Voilà pour les effets de manche. Car, dans les faits, EELV héberge bien des chapelles. Des tenants d’une ligne d’« écologie de changement », qui revient à refuser les alliances d’appareils, à ceux qui plaident pour une « écologie d’accompagnement » auprès des autres partis à convertir ou des institutions, il existe autant de nuances de vert qu’il existe de cadres chez EELV ou même d’électeurs depuis les européennes. Adopté à l’automne 2018, le programme fait cependant consensus – écologie, justice sociale, solidarité, égalité des droits, libertés, accueil des migrants – mais pour le reste… Alors que les uns appellent à rassembler plus largement que la seule écologie politique, d’autres ferment les portes. Ces dernières semaines ont fleuri les appels au rassemblement de la gauche. Ainsi, l’appel à un « big bang » lancé par les députées Clémentine Autain (La France insoumise) et Elsa Faucillon (PCF) est resté lettre morte côté écologistes. Mais pas celui publié deux jours plus tard sur le site Internet de Libération : baptisé « Convergeons », il compte parmi ses signataires Noël Mamère, l’eurodéputée EELV Michèle Rivasi ou encore Alain Coulombel, secrétaire national adjoint du parti. « Je ne vous raconte pas les messages qu’on a reçus après ça », résume un élu Vert, favorable à la poursuite de la ligne autonomiste. « Nous pensons que la division et la dispersion des forces qui se situent dans une perspective d’émancipation et qui font de l’écologie un point central de leur projet sont mortifères », disent les signataires, qui appellent les écologistes à « prendre garde au péché d’orgueil et d’isolement ». « Si l’on veut être tous ensemble demain, on ne peut pas fermer la porte à la gauche », justifie Alain Coulombel quelques jours plus tard.
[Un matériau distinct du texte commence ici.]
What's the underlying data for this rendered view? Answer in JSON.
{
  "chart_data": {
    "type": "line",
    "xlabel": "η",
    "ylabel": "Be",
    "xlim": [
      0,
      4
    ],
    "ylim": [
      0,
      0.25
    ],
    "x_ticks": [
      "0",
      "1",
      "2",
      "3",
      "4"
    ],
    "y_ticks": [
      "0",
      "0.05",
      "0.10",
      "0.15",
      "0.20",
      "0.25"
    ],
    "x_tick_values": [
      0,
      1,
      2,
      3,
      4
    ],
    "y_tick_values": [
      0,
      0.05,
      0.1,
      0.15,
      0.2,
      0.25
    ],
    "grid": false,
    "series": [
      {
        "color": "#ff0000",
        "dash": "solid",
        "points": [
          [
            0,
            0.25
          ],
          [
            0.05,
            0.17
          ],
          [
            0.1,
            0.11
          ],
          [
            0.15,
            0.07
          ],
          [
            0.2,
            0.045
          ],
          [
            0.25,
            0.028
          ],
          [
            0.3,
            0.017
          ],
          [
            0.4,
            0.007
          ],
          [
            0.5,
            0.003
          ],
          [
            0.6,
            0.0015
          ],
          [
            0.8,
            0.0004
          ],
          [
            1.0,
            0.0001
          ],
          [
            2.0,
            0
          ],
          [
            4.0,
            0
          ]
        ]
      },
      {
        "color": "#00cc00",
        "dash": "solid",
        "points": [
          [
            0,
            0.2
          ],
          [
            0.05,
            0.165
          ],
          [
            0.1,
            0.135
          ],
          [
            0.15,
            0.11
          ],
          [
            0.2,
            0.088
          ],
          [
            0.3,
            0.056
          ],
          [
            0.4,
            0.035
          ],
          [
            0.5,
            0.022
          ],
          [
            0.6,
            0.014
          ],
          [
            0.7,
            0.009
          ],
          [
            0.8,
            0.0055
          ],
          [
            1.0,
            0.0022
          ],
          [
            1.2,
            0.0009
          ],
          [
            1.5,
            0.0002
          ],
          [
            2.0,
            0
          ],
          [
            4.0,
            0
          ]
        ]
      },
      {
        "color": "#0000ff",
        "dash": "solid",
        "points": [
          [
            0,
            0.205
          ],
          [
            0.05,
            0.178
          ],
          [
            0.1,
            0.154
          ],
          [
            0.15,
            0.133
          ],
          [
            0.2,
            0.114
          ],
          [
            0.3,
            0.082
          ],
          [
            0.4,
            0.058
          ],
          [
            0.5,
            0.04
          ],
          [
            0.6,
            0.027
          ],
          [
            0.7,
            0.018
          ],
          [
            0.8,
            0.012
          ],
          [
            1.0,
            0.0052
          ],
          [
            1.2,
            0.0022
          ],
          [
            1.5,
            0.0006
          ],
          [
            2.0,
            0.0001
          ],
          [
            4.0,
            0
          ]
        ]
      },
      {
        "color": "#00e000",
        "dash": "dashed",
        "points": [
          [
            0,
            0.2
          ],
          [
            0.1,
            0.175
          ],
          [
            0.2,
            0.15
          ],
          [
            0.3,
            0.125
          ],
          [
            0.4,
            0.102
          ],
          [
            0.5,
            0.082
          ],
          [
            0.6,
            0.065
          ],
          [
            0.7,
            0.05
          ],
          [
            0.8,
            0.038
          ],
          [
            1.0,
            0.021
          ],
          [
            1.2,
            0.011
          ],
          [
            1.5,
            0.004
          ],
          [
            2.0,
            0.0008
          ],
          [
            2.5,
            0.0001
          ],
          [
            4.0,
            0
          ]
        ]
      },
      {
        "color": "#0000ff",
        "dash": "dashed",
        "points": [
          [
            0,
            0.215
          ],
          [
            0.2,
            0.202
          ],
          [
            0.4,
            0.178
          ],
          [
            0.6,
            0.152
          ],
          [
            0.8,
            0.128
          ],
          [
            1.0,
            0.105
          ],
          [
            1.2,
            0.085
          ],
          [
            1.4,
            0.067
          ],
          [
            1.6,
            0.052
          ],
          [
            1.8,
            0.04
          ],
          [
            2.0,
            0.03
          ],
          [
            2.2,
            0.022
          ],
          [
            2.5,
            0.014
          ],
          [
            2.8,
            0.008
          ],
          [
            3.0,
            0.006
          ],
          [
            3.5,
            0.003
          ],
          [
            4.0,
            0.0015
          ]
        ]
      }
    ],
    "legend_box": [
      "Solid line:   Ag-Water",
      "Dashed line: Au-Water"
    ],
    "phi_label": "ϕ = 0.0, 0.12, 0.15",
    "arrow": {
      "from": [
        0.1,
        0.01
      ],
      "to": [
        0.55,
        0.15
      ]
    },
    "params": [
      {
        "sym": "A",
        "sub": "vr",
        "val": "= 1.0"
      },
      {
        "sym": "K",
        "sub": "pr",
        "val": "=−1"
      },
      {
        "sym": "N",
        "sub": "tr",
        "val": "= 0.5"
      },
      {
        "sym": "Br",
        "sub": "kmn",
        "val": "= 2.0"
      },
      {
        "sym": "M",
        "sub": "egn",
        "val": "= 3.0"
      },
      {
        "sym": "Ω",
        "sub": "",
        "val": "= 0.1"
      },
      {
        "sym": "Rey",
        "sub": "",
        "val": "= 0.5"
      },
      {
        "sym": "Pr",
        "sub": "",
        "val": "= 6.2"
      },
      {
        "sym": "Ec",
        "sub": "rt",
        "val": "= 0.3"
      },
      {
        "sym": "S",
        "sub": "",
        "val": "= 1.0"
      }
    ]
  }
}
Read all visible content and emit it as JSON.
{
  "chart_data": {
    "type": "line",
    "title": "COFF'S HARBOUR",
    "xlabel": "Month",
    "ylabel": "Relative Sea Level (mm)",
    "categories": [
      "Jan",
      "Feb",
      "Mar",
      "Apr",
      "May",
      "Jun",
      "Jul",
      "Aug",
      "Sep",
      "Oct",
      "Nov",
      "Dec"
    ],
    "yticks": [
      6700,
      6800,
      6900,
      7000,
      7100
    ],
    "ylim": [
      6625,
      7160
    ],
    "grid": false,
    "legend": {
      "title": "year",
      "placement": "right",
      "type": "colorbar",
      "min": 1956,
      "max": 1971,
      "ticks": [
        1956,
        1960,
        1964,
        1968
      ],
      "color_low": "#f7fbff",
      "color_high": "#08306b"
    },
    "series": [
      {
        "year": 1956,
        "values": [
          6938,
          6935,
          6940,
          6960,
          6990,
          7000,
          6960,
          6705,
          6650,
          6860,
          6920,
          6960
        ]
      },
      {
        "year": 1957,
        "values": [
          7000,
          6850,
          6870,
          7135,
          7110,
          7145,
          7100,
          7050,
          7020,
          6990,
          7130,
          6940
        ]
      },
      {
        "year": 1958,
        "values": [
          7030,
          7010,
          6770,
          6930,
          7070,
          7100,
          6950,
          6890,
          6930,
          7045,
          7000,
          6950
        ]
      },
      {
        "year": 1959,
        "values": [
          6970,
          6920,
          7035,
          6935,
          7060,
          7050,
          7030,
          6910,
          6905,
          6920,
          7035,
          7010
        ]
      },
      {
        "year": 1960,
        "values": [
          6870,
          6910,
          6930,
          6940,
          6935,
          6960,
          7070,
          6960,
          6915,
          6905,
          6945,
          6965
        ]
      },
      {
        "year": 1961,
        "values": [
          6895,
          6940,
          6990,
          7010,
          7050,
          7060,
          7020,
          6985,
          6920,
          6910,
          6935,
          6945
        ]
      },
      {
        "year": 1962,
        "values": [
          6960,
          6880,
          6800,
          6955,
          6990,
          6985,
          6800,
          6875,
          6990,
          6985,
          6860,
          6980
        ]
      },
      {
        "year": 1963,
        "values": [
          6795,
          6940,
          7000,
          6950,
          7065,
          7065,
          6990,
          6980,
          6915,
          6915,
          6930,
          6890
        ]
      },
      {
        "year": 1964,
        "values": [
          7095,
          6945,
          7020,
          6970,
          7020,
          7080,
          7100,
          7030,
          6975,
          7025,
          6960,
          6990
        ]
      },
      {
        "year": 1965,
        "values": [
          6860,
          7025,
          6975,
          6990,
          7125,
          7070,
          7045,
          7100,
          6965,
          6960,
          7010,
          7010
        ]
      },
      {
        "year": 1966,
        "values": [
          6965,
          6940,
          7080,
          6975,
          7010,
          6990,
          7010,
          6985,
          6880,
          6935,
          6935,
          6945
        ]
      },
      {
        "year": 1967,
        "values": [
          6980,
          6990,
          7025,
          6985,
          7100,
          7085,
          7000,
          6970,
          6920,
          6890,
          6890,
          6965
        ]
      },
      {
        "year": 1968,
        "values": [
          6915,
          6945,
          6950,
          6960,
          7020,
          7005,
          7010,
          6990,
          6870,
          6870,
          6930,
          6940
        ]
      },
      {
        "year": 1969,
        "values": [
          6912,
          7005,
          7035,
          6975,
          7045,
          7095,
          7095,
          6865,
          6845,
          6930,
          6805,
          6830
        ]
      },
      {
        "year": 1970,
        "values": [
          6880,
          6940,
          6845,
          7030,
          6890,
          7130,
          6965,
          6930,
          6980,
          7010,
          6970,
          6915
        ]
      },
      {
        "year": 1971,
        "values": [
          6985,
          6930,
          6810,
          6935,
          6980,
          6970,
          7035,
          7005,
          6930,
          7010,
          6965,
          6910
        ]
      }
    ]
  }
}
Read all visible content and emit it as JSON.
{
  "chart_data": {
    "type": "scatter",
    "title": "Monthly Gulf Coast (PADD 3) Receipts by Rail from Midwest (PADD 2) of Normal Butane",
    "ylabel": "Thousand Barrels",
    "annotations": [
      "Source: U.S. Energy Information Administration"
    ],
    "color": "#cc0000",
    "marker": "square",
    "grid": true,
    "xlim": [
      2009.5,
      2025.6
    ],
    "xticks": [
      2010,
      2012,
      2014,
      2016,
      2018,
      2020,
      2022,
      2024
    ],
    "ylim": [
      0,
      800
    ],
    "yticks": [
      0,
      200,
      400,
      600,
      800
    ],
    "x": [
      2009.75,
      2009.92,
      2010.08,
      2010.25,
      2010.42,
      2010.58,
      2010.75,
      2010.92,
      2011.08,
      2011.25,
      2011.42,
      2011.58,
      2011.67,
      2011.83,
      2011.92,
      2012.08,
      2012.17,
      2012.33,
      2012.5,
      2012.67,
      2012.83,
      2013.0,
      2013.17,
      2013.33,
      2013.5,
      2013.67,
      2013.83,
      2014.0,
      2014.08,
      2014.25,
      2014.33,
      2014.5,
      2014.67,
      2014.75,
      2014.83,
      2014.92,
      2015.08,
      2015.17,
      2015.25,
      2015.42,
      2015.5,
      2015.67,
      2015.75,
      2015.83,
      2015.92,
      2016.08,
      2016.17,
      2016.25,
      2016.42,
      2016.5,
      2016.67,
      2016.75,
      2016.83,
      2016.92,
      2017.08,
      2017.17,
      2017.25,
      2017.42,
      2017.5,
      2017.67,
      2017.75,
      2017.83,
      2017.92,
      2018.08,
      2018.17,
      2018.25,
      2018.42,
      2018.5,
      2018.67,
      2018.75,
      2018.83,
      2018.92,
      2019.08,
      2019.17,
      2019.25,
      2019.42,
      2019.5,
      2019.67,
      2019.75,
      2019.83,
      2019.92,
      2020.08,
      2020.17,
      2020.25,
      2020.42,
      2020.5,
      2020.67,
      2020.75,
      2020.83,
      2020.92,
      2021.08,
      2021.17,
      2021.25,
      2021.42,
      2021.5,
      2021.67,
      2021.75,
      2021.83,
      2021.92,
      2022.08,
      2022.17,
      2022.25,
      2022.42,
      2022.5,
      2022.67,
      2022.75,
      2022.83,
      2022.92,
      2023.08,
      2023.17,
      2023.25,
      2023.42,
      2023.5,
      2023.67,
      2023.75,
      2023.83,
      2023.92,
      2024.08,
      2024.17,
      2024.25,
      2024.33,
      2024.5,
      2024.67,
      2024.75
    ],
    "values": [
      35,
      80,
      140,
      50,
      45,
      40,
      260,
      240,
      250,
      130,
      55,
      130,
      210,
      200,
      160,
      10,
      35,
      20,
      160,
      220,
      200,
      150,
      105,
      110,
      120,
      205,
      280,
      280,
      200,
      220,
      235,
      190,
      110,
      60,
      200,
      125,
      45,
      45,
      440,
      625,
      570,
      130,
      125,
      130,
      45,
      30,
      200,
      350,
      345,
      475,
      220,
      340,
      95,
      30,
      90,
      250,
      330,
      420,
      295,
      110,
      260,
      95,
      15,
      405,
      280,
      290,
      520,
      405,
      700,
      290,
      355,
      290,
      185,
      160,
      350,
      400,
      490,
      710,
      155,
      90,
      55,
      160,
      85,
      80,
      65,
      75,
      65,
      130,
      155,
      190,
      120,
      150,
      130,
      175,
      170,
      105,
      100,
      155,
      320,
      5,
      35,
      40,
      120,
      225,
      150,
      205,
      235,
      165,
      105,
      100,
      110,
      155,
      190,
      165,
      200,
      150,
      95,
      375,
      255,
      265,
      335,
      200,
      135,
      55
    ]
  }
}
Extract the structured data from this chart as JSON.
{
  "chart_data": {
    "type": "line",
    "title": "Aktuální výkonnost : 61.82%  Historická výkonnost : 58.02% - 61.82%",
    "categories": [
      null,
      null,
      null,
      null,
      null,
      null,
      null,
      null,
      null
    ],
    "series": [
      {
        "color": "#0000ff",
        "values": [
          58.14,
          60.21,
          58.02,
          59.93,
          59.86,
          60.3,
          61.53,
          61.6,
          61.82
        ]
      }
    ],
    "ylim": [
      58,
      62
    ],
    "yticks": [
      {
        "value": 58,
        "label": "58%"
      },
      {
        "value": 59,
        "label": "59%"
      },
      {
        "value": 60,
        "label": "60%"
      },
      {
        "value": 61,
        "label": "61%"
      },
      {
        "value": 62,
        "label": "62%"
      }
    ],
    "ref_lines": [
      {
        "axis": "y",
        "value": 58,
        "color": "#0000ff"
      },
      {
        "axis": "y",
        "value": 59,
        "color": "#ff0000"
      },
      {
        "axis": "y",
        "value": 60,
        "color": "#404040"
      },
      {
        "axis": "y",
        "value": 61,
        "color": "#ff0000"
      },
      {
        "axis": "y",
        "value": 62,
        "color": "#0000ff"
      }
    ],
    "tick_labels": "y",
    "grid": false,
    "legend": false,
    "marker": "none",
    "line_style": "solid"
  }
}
Chez les Verts, les sensibilités divergentes s’affichent désormais au grand jour. « Il y a cinq lignes chez EELV, tente de résumer un élu. Ceux qui basculent dans le “tous derrière nous”, ceux qui veulent s’ouvrir mais ne veulent pas de chapelles, et ceux qui veulent discuter avec les partis de gauche » – cette dernière option étant subdivisée en trois variantes : discuter oui, mais pas avec 1. le PS ; 2. LFI ; 3. Génération·s.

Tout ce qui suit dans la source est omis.